RWE verzichtet vorerst auf Rodungen am Hambacher Forst

Zu sehen sind die Rodungsarbeiten im Hambacher Wald.

RWE verzichtet vorerst auf Rodungen am Hambacher Forst

  • RWE lenkt im Streit um Hambacher Forst ein
  • Gutachter wird eingesetzt
  • Pinkwart: Keine Rodungen vor Oktober 2018

Im Streit mit dem BUND um den Hambacher Forst lenkt der Energiekonzern RWE ein. Das Unternehmen verzichtet vorerst darauf, den Wald für den Tagebau Hambach zu roden.

RWE stimmt damit dem vom Oberverwaltungsgericht Münster vorgeschlagenen Rodungsstopp zu. Damit hat sich das vom Bund für Umwelt und Naturschutz Deutschland (BUND) angestrengte Eilverfahren erledigt.

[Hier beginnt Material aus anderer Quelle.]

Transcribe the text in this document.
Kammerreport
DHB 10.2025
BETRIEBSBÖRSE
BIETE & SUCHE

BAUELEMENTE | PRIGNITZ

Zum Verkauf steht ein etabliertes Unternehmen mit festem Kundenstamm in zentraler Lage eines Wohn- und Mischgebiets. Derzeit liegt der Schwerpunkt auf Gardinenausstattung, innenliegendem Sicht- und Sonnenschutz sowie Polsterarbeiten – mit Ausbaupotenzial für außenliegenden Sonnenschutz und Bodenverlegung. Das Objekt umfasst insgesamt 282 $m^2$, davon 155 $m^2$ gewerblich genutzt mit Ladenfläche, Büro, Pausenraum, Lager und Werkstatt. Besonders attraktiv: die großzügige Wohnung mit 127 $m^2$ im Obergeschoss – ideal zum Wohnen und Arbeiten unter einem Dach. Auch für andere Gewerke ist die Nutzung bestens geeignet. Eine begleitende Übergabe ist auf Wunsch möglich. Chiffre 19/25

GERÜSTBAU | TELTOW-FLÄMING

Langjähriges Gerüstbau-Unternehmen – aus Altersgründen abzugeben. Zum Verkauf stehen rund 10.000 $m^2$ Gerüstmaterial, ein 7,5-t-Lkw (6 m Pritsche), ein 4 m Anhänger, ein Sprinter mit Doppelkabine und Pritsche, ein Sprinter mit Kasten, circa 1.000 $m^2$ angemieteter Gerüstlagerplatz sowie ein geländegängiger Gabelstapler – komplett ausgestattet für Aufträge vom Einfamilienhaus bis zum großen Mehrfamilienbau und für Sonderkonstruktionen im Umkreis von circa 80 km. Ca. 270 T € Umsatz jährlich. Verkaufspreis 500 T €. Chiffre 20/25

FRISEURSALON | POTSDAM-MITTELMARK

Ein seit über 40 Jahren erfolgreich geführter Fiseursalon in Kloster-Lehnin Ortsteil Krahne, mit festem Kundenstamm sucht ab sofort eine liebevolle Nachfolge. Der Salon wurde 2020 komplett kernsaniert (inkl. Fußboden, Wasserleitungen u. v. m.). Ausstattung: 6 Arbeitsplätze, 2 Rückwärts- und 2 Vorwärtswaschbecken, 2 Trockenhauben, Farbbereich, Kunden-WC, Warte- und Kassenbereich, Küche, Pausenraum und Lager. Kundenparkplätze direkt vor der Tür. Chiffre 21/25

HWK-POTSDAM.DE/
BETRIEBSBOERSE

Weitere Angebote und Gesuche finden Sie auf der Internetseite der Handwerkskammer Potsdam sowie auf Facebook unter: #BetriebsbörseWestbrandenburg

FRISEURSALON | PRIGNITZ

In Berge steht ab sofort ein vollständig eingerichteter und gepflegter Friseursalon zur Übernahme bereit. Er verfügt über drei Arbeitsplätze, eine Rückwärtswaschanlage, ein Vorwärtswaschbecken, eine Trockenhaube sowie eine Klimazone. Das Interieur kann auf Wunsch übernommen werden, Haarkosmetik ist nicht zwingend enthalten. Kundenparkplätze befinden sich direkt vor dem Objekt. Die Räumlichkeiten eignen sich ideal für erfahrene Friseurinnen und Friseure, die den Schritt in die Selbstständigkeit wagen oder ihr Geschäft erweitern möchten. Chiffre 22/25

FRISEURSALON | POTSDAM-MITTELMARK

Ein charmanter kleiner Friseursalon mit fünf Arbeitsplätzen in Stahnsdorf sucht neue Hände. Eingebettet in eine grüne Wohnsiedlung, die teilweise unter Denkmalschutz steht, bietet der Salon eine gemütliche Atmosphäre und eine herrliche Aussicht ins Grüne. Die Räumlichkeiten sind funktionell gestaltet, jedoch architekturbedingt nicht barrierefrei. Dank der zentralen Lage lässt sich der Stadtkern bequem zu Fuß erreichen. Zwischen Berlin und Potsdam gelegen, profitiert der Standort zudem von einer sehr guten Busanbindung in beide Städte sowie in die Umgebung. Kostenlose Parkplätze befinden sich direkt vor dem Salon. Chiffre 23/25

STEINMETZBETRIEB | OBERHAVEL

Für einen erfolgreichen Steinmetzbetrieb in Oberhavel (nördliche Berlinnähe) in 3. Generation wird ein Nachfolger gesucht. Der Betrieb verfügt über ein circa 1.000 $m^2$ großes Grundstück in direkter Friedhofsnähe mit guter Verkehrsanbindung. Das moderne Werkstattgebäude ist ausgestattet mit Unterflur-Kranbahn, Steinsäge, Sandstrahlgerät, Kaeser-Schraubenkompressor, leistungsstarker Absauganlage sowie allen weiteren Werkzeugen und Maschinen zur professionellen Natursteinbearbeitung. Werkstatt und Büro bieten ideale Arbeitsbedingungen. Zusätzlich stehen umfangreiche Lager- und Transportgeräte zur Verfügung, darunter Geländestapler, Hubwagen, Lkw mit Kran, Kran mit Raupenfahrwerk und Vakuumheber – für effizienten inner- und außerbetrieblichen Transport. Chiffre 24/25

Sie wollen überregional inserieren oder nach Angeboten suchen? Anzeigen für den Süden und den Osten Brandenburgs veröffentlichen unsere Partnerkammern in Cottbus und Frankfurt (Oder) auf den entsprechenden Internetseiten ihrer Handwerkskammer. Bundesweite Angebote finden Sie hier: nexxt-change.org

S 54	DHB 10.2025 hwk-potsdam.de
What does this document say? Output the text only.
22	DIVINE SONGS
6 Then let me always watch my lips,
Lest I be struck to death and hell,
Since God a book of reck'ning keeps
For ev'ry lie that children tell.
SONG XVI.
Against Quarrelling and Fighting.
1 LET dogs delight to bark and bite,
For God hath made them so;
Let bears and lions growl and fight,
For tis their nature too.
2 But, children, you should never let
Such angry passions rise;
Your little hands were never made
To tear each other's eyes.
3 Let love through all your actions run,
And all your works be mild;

Gutachten soll erstellt werden

RWE akzeptiert auch den Vorschlag der Richter, einen Gutachter einzusetzen, der prüfen soll, ob das Waldgebiet unter europäisches Naturrecht fällt. Dieser Auffassung ist der BUND und hatte gegen die Rodungen geklagt. Unter anderem verweisen die Naturschützer auf die seltene Bechstein-Fledermaus, die im Hambacher Wald vorkommt.

Sollte das Oberverwaltungsgericht Münster keinen Verstoß gegen europäisches Naturschutzrecht feststellen, kann RWE seine Rodungen in dem Wald fortsetzen. Mit einem endgültigen Urteil ist erst zu Beginn des kommenden Jahres zu rechnen.

Pinkwart: Keine Rodungen vor Oktober 2018

Nach Aussage von Wirtschaftsminister Andreas Pinkwart (FDP) wird es vor dem nächsten Herbst keine Rodungen geben. "Da ab März laut Naturschutzgesetz ohnehin keine Bäume mehr gefällt werden können, kommen Abholzungen im Hambacher Forst nicht vor Oktober 2018 in Betracht", sagte Pinkwart dem WDR.

Eine neue Abbaugenehmigung für den Energiekonzern RWE werde zunächst ohne Rodungsgenehmigung erteilt.